September 23rd: Unite’s Senor Officer in the Republic of Ireland, Brendan Ogle, has today (Wednesday) welcomed the decision by the Irish Congress of Trade Unions to withdraw from the Low Pay Commission following the refusal by employer representatives on the Commission to recommend a meaningful increase to the Minimum Wage. Commenting, Mr Ogle said that the lowest-paid workers were on the economic front line both before and during the Covid-19 pandemic, and the trade union movement cannot allow them to be abandoned:
“Our movement is built on solidarity. It is unacceptable that, at a time when wage increases across the economy are over 2 %, the lowest-paid workers should be expected to be satisfied with a 10 cent hourly increase.

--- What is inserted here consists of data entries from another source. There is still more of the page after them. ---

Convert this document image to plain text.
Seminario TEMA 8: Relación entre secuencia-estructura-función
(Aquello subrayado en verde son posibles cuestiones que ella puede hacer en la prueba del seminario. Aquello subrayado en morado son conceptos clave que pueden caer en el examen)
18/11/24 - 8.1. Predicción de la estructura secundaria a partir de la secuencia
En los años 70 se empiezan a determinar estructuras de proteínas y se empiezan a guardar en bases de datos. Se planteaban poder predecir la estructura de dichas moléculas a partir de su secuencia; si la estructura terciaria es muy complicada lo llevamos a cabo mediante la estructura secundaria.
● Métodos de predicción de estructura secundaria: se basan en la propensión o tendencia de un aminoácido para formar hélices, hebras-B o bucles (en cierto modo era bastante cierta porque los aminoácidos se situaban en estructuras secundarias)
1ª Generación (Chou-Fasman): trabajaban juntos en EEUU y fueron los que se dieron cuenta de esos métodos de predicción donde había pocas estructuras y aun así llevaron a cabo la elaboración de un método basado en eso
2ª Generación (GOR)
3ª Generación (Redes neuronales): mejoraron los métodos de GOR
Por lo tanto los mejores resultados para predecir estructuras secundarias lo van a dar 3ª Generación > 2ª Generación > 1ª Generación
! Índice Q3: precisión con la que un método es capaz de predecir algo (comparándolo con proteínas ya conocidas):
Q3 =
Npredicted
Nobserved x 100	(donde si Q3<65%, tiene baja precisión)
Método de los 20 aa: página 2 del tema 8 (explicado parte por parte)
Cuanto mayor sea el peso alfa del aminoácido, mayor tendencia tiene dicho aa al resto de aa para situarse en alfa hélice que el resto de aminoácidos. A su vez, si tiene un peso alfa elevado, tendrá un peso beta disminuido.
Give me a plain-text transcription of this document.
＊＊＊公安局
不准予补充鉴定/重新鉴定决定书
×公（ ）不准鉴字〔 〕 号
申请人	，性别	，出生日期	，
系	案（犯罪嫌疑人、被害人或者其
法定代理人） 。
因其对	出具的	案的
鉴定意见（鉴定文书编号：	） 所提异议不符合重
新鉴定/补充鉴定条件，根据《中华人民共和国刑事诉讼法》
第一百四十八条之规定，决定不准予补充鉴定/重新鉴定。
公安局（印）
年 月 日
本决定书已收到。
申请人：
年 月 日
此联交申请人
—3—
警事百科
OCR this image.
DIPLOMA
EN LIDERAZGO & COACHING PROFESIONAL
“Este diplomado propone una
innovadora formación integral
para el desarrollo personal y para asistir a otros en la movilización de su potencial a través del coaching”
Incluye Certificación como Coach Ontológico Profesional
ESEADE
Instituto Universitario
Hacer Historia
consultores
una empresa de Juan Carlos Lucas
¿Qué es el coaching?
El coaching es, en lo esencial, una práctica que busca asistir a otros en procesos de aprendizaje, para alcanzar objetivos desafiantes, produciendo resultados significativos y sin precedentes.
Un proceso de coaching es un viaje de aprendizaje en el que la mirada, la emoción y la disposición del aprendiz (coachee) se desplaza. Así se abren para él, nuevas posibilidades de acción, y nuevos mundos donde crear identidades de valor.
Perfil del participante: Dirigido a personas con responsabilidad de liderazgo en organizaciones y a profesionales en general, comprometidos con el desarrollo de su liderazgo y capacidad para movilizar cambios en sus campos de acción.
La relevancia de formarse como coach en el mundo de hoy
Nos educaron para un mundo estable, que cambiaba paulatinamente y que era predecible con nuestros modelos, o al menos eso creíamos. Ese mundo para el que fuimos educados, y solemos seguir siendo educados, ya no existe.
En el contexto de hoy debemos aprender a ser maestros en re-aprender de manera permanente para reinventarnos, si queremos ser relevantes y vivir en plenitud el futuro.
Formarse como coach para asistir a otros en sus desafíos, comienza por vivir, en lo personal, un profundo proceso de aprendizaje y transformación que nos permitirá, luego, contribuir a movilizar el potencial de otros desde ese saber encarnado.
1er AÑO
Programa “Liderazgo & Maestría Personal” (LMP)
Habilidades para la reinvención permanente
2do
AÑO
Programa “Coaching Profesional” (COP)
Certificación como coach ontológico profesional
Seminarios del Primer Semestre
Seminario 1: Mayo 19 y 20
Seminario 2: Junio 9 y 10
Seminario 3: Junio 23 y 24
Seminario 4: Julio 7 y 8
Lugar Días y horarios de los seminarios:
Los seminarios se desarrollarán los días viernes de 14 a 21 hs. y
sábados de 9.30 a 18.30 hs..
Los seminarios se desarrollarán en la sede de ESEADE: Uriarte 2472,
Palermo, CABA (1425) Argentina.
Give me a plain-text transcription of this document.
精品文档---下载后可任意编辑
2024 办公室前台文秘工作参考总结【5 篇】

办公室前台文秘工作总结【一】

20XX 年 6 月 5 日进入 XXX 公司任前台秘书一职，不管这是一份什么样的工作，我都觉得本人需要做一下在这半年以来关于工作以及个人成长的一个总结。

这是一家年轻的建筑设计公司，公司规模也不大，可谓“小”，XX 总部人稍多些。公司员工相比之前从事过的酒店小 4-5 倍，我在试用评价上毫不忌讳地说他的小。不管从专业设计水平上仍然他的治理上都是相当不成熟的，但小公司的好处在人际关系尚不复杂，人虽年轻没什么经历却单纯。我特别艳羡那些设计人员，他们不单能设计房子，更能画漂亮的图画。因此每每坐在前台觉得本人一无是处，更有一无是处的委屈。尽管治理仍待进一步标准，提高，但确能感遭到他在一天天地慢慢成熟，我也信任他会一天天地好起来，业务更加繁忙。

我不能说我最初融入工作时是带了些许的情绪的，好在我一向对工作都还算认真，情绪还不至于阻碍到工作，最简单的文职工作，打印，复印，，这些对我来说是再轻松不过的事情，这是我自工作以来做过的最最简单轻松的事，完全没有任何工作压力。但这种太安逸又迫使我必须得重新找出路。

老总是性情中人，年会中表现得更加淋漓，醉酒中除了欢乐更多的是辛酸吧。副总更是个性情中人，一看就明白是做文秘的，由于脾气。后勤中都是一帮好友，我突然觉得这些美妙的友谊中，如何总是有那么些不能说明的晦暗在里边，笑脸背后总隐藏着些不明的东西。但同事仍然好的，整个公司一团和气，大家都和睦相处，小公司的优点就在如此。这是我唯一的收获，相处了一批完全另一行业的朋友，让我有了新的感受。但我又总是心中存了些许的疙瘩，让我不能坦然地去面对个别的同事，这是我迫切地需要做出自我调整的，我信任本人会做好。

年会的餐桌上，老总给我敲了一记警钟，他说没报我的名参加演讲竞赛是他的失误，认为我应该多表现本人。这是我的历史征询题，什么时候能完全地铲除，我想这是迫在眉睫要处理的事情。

“Ireland’s endemic levels of poverty pay are a national disgrace, and perpetuating them is both morally unjustifiable and economically irresponsible. Both Unite, in our policy roadmap Hope or Austerity, and Congress in its document No Going Back, have pointed out that the current emergency cannot be used to further increase inequality and that the supports we called for for employers must be linked to fair and decent treatment for workers.
“Low-paid workers have been on the front line of the Covid-19 pandemic, with many working throughout the crisis in areas such as logistics, cleaning and care work while others have been laid off and are currently surviving on state supports in the hope that their jobs will return – and that, when those jobs do return, they will pay a decent wage.
This emergency gave our society an opportunity to reset the dial on workplace decency and respect, along with much else. Instead we see the same old instincts from the usual groups and Government kicking down to create more inequality and misery. The trade union movement cannot be part of that process. There literally can be ‘No Going Back’ to the behaviours that have caused so much misery to so many”, Mr Ogle concluded.